The mosses and lichens are using the trees as a substrate on which to grow, the arthropods are using them as somewhere to live, hunt, mate and rear their young, or at least deposit their eggs and leave them to their own devices, and the birds are hunting the arthropodes and nesting in the holes left by fallen and dead branches or in the branches themselves, relying on the canopy to keep them hidden from the predators flying overhead.

And it's all to make new generations and none of them has any alternative because the genes of the one which produces the most offspring will increase in the species gene pool and the species will evolve inevitably in whatever direction that results in. The result is the fantastic diversity produced by the infinitely inventive process of evolution by natural selection.

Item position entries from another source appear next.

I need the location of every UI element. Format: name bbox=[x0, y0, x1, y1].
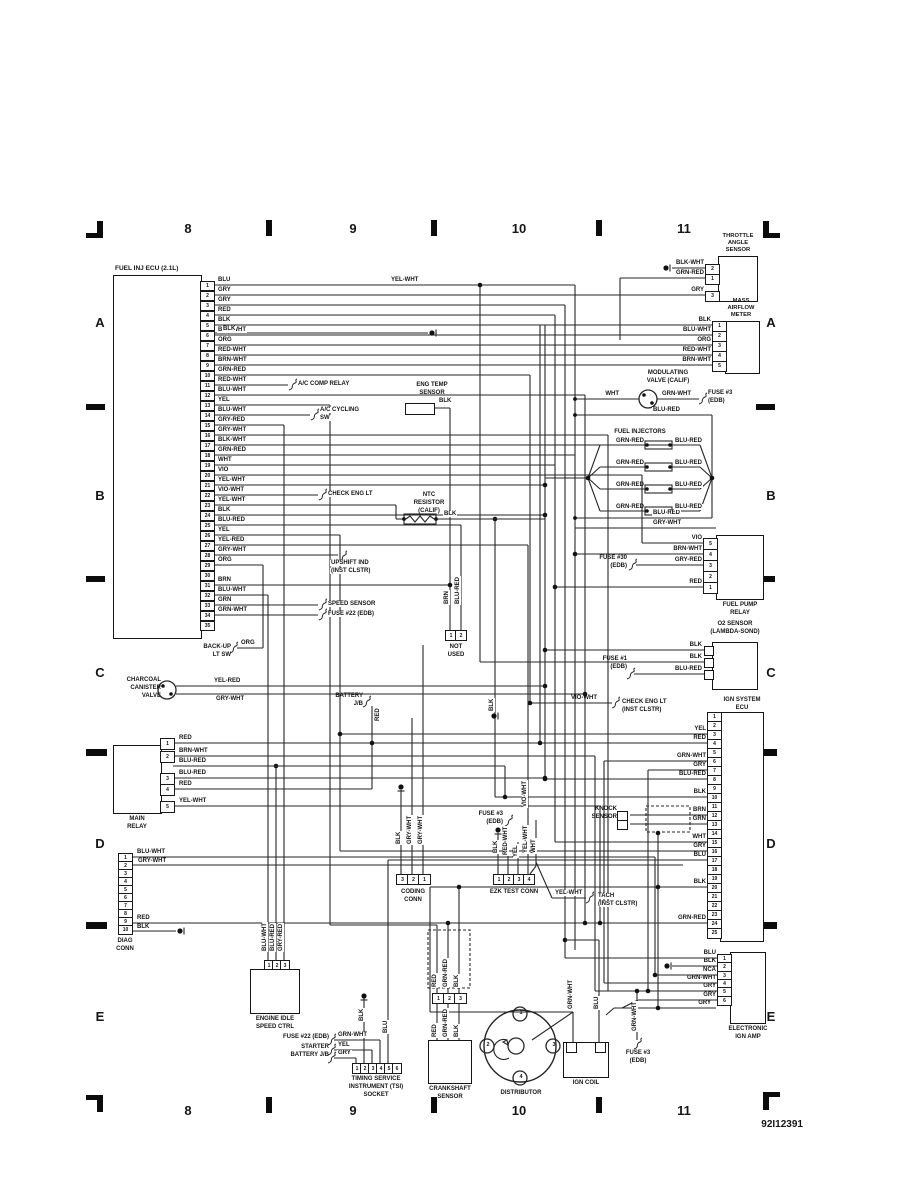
pin-number: 4 bbox=[206, 313, 209, 319]
label-main-wires-3: BLU-RED bbox=[178, 770, 207, 776]
ecu-pin-wire-label: GRN-WHT bbox=[217, 607, 248, 613]
label-backup-t2: LT SW bbox=[50, 652, 232, 658]
pin-number: 2 bbox=[166, 754, 169, 760]
label-labels-upshift_2: (INST CLSTR) bbox=[330, 568, 371, 574]
ecu-pin-wire-label: RED-WHT bbox=[217, 377, 247, 383]
pin-number: 20 bbox=[205, 473, 211, 479]
label-diag-pins-9-w: BLK bbox=[136, 924, 150, 930]
pin-cell: 20 bbox=[200, 471, 215, 481]
label-fuse3b-w: GRN-WHT bbox=[632, 1001, 638, 1032]
junction-dot-icon bbox=[645, 509, 649, 513]
pin-number: 1 bbox=[356, 1066, 359, 1072]
label-throttle-t2: ANGLE bbox=[647, 241, 829, 247]
ecu-pin-wire-label: YEL-RED bbox=[217, 537, 245, 543]
label-fp-f2: (EDB) bbox=[446, 563, 628, 569]
pin-cell: 19 bbox=[200, 461, 215, 471]
label-inj-top: BLU-RED bbox=[652, 407, 681, 413]
label-amp-extra: GRY bbox=[530, 1000, 712, 1006]
pin-number: 3 bbox=[206, 303, 209, 309]
grid-col-bottom-2: 10 bbox=[428, 1104, 610, 1117]
label-amp-t1: ELECTRONIC bbox=[657, 1026, 839, 1032]
pin-cell: 31 bbox=[200, 581, 215, 591]
label-backup-t1: BACK-UP bbox=[50, 644, 232, 650]
pin-number: 3 bbox=[401, 877, 404, 883]
pin-number: 8 bbox=[206, 353, 209, 359]
pin-number: 2 bbox=[460, 633, 463, 639]
o2-stub bbox=[704, 646, 714, 656]
junction-dot-icon bbox=[495, 827, 500, 832]
junction-dot-icon bbox=[503, 795, 508, 800]
label-diag-pins-8-w: RED bbox=[136, 915, 151, 921]
pin-cell: 18 bbox=[200, 451, 215, 461]
label-idle-t1: ENGINE IDLE bbox=[184, 1016, 366, 1022]
label-main-wires-4: RED bbox=[178, 781, 193, 787]
pin-number: 13 bbox=[712, 822, 718, 828]
pin-cell: 16 bbox=[200, 431, 215, 441]
grid-row-right-1: B bbox=[680, 489, 862, 502]
ecu-pin-wire-label: BRN bbox=[217, 577, 232, 583]
pin-number: 6 bbox=[206, 333, 209, 339]
pin-number: 34 bbox=[205, 613, 211, 619]
label-main-t1: MAIN bbox=[46, 816, 228, 822]
label-amp-pins-0-w: BLU bbox=[535, 950, 717, 956]
engine-idle-speed-ctrl-box bbox=[250, 969, 300, 1014]
pin-number: 7 bbox=[206, 343, 209, 349]
label-crank-wires-2: BLK bbox=[454, 974, 460, 988]
pin-number: 10 bbox=[123, 927, 129, 933]
pin-cell: 29 bbox=[200, 561, 215, 571]
junction-dot-icon bbox=[583, 921, 588, 926]
pin-cell: 30 bbox=[200, 571, 215, 581]
junction-dot-icon bbox=[169, 692, 173, 696]
ecu-pin-wire-label: BLK-WHT bbox=[217, 437, 247, 443]
pin-cell: 22 bbox=[200, 491, 215, 501]
pin-cell: 34 bbox=[200, 611, 215, 621]
pin-cell: 4 bbox=[160, 784, 175, 796]
label-tsi-ref2: STARTER bbox=[148, 1044, 330, 1050]
pin-number: 28 bbox=[205, 553, 211, 559]
pin-number: 4 bbox=[718, 353, 721, 359]
ecu-pin-wire-label: GRN-RED bbox=[217, 447, 247, 453]
label-coil-w2: BLU bbox=[594, 996, 600, 1010]
label-checkinst-gnd: BLK bbox=[489, 698, 495, 712]
grid-col-bottom-0: 8 bbox=[97, 1104, 279, 1117]
ecu-pin-wire-label: YEL-WHT bbox=[217, 497, 246, 503]
ecu-pin-wire-label: ORG bbox=[217, 337, 233, 343]
pin-number: 14 bbox=[205, 413, 211, 419]
ecu-pin-wire-label: VIO bbox=[217, 467, 229, 473]
junction-dot-icon bbox=[598, 921, 603, 926]
pin-number: 27 bbox=[205, 543, 211, 549]
label-maf-pins-4-w: BRN-WHT bbox=[530, 357, 712, 363]
pin-number: 5 bbox=[713, 750, 716, 756]
junction-dot-icon bbox=[668, 443, 672, 447]
pin-cell: 25 bbox=[707, 928, 722, 939]
label-o2-w1: BLK bbox=[521, 642, 703, 648]
label-main-wires-1: BRN-WHT bbox=[178, 748, 209, 754]
label-coding-t2: CONN bbox=[322, 897, 504, 903]
pin-cell: 1 bbox=[703, 582, 718, 594]
pin-number: 9 bbox=[713, 786, 716, 792]
label-diag-pins-0-w: BLU-WHT bbox=[136, 849, 166, 855]
registration-mark bbox=[266, 1097, 272, 1113]
junction-dot-icon bbox=[543, 513, 548, 518]
label-inj-grywht: GRY-WHT bbox=[652, 520, 682, 526]
component-circle bbox=[639, 390, 657, 408]
ecu-pin-wire-label: WHT bbox=[217, 457, 233, 463]
label-main-wires-5: YEL-WHT bbox=[178, 798, 207, 804]
label-inj-title: FUEL INJECTORS bbox=[549, 429, 731, 435]
pin-cell: 21 bbox=[200, 481, 215, 491]
pin-number: 18 bbox=[712, 867, 718, 873]
label-engtemp-w: BLK bbox=[438, 398, 452, 404]
junction-dot-icon bbox=[177, 928, 182, 933]
junction-dot-icon bbox=[668, 487, 672, 491]
pin-number: 1 bbox=[498, 877, 501, 883]
pin-number: 2 bbox=[508, 877, 511, 883]
junction-dot-icon bbox=[645, 443, 649, 447]
label-o2-t2: (LAMBDA-SOND) bbox=[644, 629, 826, 635]
pin-number: 1 bbox=[166, 741, 169, 747]
ecu-pin-wire-label: YEL bbox=[217, 397, 231, 403]
label-mod-wr: GRN-WHT bbox=[661, 391, 692, 397]
label-mod-f1: FUSE #3 bbox=[707, 390, 733, 396]
label-inj-r: BLU-RED bbox=[674, 504, 703, 510]
pin-number: 3 bbox=[718, 343, 721, 349]
label-ezk-f2: (EDB) bbox=[322, 819, 504, 825]
label-tsi-rw3: GRY bbox=[337, 1050, 352, 1056]
label-tsi-rw2: YEL bbox=[337, 1042, 351, 1048]
label-ezk-vio: VIO-WHT bbox=[522, 780, 528, 808]
pin-number: 3 bbox=[284, 963, 287, 969]
junction-dot-icon bbox=[448, 583, 453, 588]
label-o2-f2: (EDB) bbox=[446, 664, 628, 670]
label-tsi-rw1: GRN-WHT bbox=[337, 1032, 368, 1038]
pin-cell: 10 bbox=[118, 925, 133, 935]
label-maf-t2: AIRFLOW bbox=[650, 306, 832, 312]
pin-number: 10 bbox=[205, 373, 211, 379]
registration-mark bbox=[86, 922, 107, 929]
pin-number: 4 bbox=[528, 877, 531, 883]
offpage-connector-icon bbox=[289, 379, 297, 390]
label-maf-pins-0-w: BLK bbox=[530, 317, 712, 323]
mass-airflow-meter-box bbox=[725, 321, 760, 374]
label-tsi-ref3: BATTERY J/B bbox=[148, 1052, 330, 1058]
label-amp-t2: IGN AMP bbox=[657, 1034, 839, 1040]
grid-col-bottom-1: 9 bbox=[262, 1104, 444, 1117]
label-labels-upshift_1: UPSHIFT IND bbox=[330, 560, 370, 566]
ecu-pin-wire-label: GRY-WHT bbox=[217, 427, 247, 433]
pin-number: 2 bbox=[713, 723, 716, 729]
junction-dot-icon bbox=[528, 701, 533, 706]
junction-dot-icon bbox=[429, 330, 434, 335]
label-labels-blk_p5b: BLK bbox=[222, 326, 236, 332]
label-fuse3b-f1: FUSE #3 bbox=[547, 1050, 729, 1056]
pin-number: 11 bbox=[712, 804, 717, 810]
pin-number: 15 bbox=[712, 840, 718, 846]
label-throttle-t1: THROTTLE bbox=[647, 234, 829, 240]
offpage-connector-icon bbox=[319, 609, 327, 620]
pin-number: 2 bbox=[723, 964, 726, 970]
registration-mark bbox=[86, 749, 107, 756]
ecu-pin-wire-label: ORG bbox=[217, 557, 233, 563]
label-ezk-tach2: (INST CLSTR) bbox=[597, 901, 638, 907]
pin-number: 19 bbox=[205, 463, 211, 469]
pin-cell: 3 bbox=[454, 993, 467, 1004]
label-maf-t1: MASS bbox=[650, 299, 832, 305]
label-inj-l: GRN-RED bbox=[463, 438, 645, 444]
label-labels-speed_sensor: SPEED SENSOR bbox=[327, 601, 376, 607]
registration-mark bbox=[86, 1095, 103, 1100]
label-tsi-v2: BLU bbox=[383, 1020, 389, 1034]
pin-cell: 11 bbox=[200, 381, 215, 391]
label-ignecu-t2: ECU bbox=[651, 705, 833, 711]
pin-cell: 5 bbox=[160, 801, 175, 813]
pin-number: 24 bbox=[205, 513, 211, 519]
junction-dot-icon bbox=[361, 993, 366, 998]
label-amp-pins-5-w: GRY bbox=[535, 992, 717, 998]
junction-dot-icon bbox=[573, 397, 577, 401]
grid-col-top-1: 9 bbox=[262, 222, 444, 235]
pin-number: 6 bbox=[723, 998, 726, 1004]
pin-cell: 1 bbox=[418, 874, 431, 885]
ecu-pin-wire-label: BLU-RED bbox=[217, 517, 246, 523]
label-throttle-pins-1-w: GRN-RED bbox=[523, 270, 705, 276]
pin-cell: 2 bbox=[200, 291, 215, 301]
pin-number: 15 bbox=[205, 423, 211, 429]
junction-dot-icon bbox=[650, 401, 654, 405]
ecu-pin-wire-label: RED bbox=[217, 307, 232, 313]
pin-number: 31 bbox=[205, 583, 211, 589]
label-backup-w: ORG bbox=[240, 640, 256, 646]
pin-number: 4 bbox=[380, 1066, 383, 1072]
pin-number: 3 bbox=[372, 1066, 375, 1072]
label-battery-t1: BATTERY bbox=[182, 693, 364, 699]
pin-cell: 7 bbox=[200, 341, 215, 351]
label-maf-pins-1-w: BLU-WHT bbox=[530, 327, 712, 333]
offpage-connector-icon bbox=[319, 489, 327, 500]
label-main-wires-0: RED bbox=[178, 735, 193, 741]
label-idle-wires-1: BLU-RED bbox=[270, 923, 276, 952]
label-notused-wires-0: BRN bbox=[444, 590, 450, 605]
junction-dot-icon bbox=[402, 517, 406, 521]
label-fp-pins-1-w: BRN-WHT bbox=[521, 546, 703, 552]
pin-cell: 27 bbox=[200, 541, 215, 551]
label-throttle-t3: SENSOR bbox=[647, 248, 829, 254]
label-ignecu-pins-23-w: GRN-RED bbox=[525, 915, 707, 921]
label-ignecu-pins-19-w: BLK bbox=[525, 879, 707, 885]
grid-row-left-4: E bbox=[9, 1010, 191, 1023]
pin-number: 1 bbox=[437, 996, 440, 1002]
o2-sensor-box bbox=[712, 642, 758, 690]
label-ignecu-t1: IGN SYSTEM bbox=[651, 697, 833, 703]
junction-dot-icon bbox=[446, 921, 451, 926]
label-inj-bottom: BLU-RED bbox=[652, 510, 681, 516]
pin-cell: 32 bbox=[200, 591, 215, 601]
pin-cell: 35 bbox=[200, 621, 215, 631]
label-amp-pins-2-w: NCA bbox=[535, 967, 717, 973]
knock-pin bbox=[617, 820, 628, 830]
label-fp-t1: FUEL PUMP bbox=[649, 602, 831, 608]
pin-number: 1 bbox=[709, 585, 712, 591]
label-ignecu-pins-9-w: BLK bbox=[525, 789, 707, 795]
label-coil-w1: GRN-WHT bbox=[568, 979, 574, 1010]
pin-number: 11 bbox=[205, 383, 210, 389]
label-charcoal-t3: VALVE bbox=[0, 693, 162, 699]
label-ignecu-pins-2-w: YEL bbox=[525, 726, 707, 732]
pin-number: 17 bbox=[712, 858, 718, 864]
pin-number: 6 bbox=[396, 1066, 399, 1072]
ecu-pin-wire-label: BLU-WHT bbox=[217, 407, 247, 413]
offpage-connector-icon bbox=[363, 696, 371, 707]
pin-number: 9 bbox=[206, 363, 209, 369]
ecu-pin-wire-label: BRN-WHT bbox=[217, 357, 248, 363]
label-fp-t2: RELAY bbox=[649, 610, 831, 616]
label-notused-t1: NOT bbox=[365, 644, 547, 650]
label-charcoal-w1: YEL-RED bbox=[213, 678, 241, 684]
label-inj-r: BLU-RED bbox=[674, 438, 703, 444]
label-maf-pins-3-w: RED-WHT bbox=[530, 347, 712, 353]
pin-number: 5 bbox=[718, 363, 721, 369]
ecu-pin-wire-label: GRN-RED bbox=[217, 367, 247, 373]
label-tsi-ref1: FUSE #22 (EDB) bbox=[148, 1034, 330, 1040]
label-ezk-title: EZK TEST CONN bbox=[423, 889, 605, 895]
pin-cell: 14 bbox=[200, 411, 215, 421]
label-ntc-t2: RESISTOR bbox=[338, 500, 520, 506]
pin-number: 14 bbox=[712, 831, 718, 837]
grid-row-right-4: E bbox=[680, 1010, 862, 1023]
label-mod-t1: MODULATING bbox=[577, 370, 759, 376]
wire-path bbox=[406, 516, 434, 522]
pin-cell: 25 bbox=[200, 521, 215, 531]
pin-number: 20 bbox=[712, 885, 718, 891]
ecu-pin-wire-label: BLU bbox=[217, 277, 231, 283]
registration-mark bbox=[266, 220, 272, 236]
ecu-pin-wire-label: YEL bbox=[217, 527, 231, 533]
ecu-pin-wire-label: YEL-WHT bbox=[217, 477, 246, 483]
grid-col-top-0: 8 bbox=[97, 222, 279, 235]
label-engtemp-t1: ENG TEMP bbox=[341, 382, 523, 388]
label-ezk-wires-3: YEL-WHT bbox=[523, 825, 529, 854]
pin-cell: 1 bbox=[705, 274, 720, 285]
pin-number: 3 bbox=[713, 732, 716, 738]
grid-col-bottom-3: 11 bbox=[593, 1104, 775, 1117]
pin-number: 7 bbox=[713, 768, 716, 774]
label-fp-pins-0-w: VIO bbox=[521, 535, 703, 541]
registration-mark bbox=[86, 576, 105, 582]
pin-cell: 9 bbox=[200, 361, 215, 371]
label-labels-ac_cycling_2: SW bbox=[319, 415, 331, 421]
label-dist-terminals-0: 1 bbox=[430, 1011, 612, 1017]
wiring-diagram-page: 889910101111AABBCCDDEE92I12391FUEL INJ E… bbox=[0, 0, 918, 1188]
label-tsi-v1: BLK bbox=[359, 1008, 365, 1022]
ecu-pin-wire-label: GRY-WHT bbox=[217, 547, 247, 553]
label-checkinst-w: VIO-WHT bbox=[416, 695, 598, 701]
label-diag-t2: CONN bbox=[34, 946, 216, 952]
ecu-pin-wire-label: GRN bbox=[217, 597, 232, 603]
pin-number: 17 bbox=[205, 443, 211, 449]
pin-number: 5 bbox=[206, 323, 209, 329]
offpage-connector-icon bbox=[699, 393, 707, 404]
pin-number: 26 bbox=[205, 533, 211, 539]
pin-number: 16 bbox=[205, 433, 211, 439]
pin-number: 2 bbox=[448, 996, 451, 1002]
pin-number: 2 bbox=[709, 574, 712, 580]
pin-number: 2 bbox=[364, 1066, 367, 1072]
label-ezk-f1: FUSE #3 bbox=[322, 811, 504, 817]
junction-dot-icon bbox=[491, 713, 496, 718]
pin-cell: 3 bbox=[200, 301, 215, 311]
pin-number: 23 bbox=[205, 503, 211, 509]
pin-cell: 26 bbox=[200, 531, 215, 541]
main-relay-box bbox=[113, 745, 162, 814]
pin-cell: 2 bbox=[160, 751, 175, 763]
pin-number: 2 bbox=[711, 266, 714, 272]
ecu-pin-wire-label: BLK bbox=[217, 317, 231, 323]
label-ntc-t1: NTC bbox=[338, 492, 520, 498]
pin-number: 3 bbox=[459, 996, 462, 1002]
label-main-wires-2: BLU-RED bbox=[178, 758, 207, 764]
label-labels-fuse22: FUSE #22 (EDB) bbox=[327, 611, 375, 617]
junction-dot-icon bbox=[710, 476, 715, 481]
registration-mark bbox=[596, 1097, 602, 1113]
label-ignecu-pins-14-w: WHT bbox=[525, 834, 707, 840]
wire bbox=[530, 866, 536, 874]
label-coding-wires-0: BLK bbox=[396, 831, 402, 845]
pin-cell: 6 bbox=[717, 996, 732, 1006]
label-inj-l: GRN-RED bbox=[463, 460, 645, 466]
label-mod-t2: VALVE (CALIF) bbox=[577, 378, 759, 384]
label-crank-wires-2: BLK bbox=[454, 1024, 460, 1038]
label-ignecu-pins-7-w: BLU-RED bbox=[525, 771, 707, 777]
pin-number: 22 bbox=[712, 903, 718, 909]
registration-mark bbox=[431, 220, 437, 236]
pin-number: 8 bbox=[713, 777, 716, 783]
registration-mark bbox=[756, 404, 775, 410]
label-ignecu-pins-16-w: BLU bbox=[525, 852, 707, 858]
pin-number: 3 bbox=[518, 877, 521, 883]
ign-system-ecu-box bbox=[720, 712, 764, 942]
junction-dot-icon bbox=[370, 741, 375, 746]
label-charcoal-t1: CHARCOAL bbox=[0, 677, 162, 683]
label-dist-terminals-2: 3 bbox=[463, 1043, 645, 1049]
pin-number: 6 bbox=[713, 759, 716, 765]
label-main-t2: RELAY bbox=[46, 824, 228, 830]
pin-cell: 13 bbox=[200, 401, 215, 411]
pin-cell: 5 bbox=[200, 321, 215, 331]
pin-number: 29 bbox=[205, 563, 211, 569]
ecu-pin-wire-label: BLU-WHT bbox=[217, 587, 247, 593]
pin-cell: 4 bbox=[200, 311, 215, 321]
junction-dot-icon bbox=[573, 413, 577, 417]
pin-number: 35 bbox=[205, 623, 211, 629]
label-ezk-wires-2: YEL bbox=[513, 844, 519, 858]
junction-dot-icon bbox=[573, 516, 577, 520]
o2-stub bbox=[704, 658, 714, 668]
label-throttle-pins-0-w: BLK-WHT bbox=[523, 260, 705, 266]
ecu-pin-wire-label: VIO-WHT bbox=[217, 487, 245, 493]
junction-dot-icon bbox=[398, 784, 403, 789]
label-ignecu-pins-5-w: GRN-WHT bbox=[525, 753, 707, 759]
pin-number: 32 bbox=[205, 593, 211, 599]
junction-dot-icon bbox=[642, 393, 646, 397]
label-amp-pins-4-w: GRY bbox=[535, 983, 717, 989]
label-labels-yel_wht_top: YEL-WHT bbox=[390, 277, 419, 283]
shield-outline bbox=[645, 463, 672, 471]
pin-number: 4 bbox=[166, 787, 169, 793]
pin-number: 4 bbox=[709, 552, 712, 558]
throttle-angle-sensor-box bbox=[718, 256, 758, 302]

But we know too that's it's hugely wasteful and ultimately pointless. In 99.9% of species is has ultimately failed as a strategy because 99.9% of all known species are extinct species. No intelligent designer would have designed that arms race between trees that made them produce huge tree trunks for no purpose but to get their leaves above other trees. This is so hugely wasteful that a designer with even a modicum of intelligence, having gone to the trouble of inventing photosynthesis and leaves for it to take place in, would have ensured plants got what sunlight they needed without needing to compete with other plants.

An oak, an ash or a beech would be just as successful if they grew at ground level. Hollies and butcher's brooms, primroses, violets, anemones and bluebells, would all be just as successful had they not had to evolve workarounds for the problem caused by the trees and the mosses, lichens, arthropods and birds could have evolved in different directions had there been no trees. As it was, the trees made their environment and their environment made them.

What we see in the world around us is not the result of intelligence; it's the result of glorious, mindless stupidity, but it's no less wonderful or enjoyable and no less worth spending time just looking at and appreciating for all that. To dismiss this all as a magic trick done by a magic man is hugely disrespectful to what nature and a perfectly natural processes have achieved. Nature deserves better than simple-minded creationism.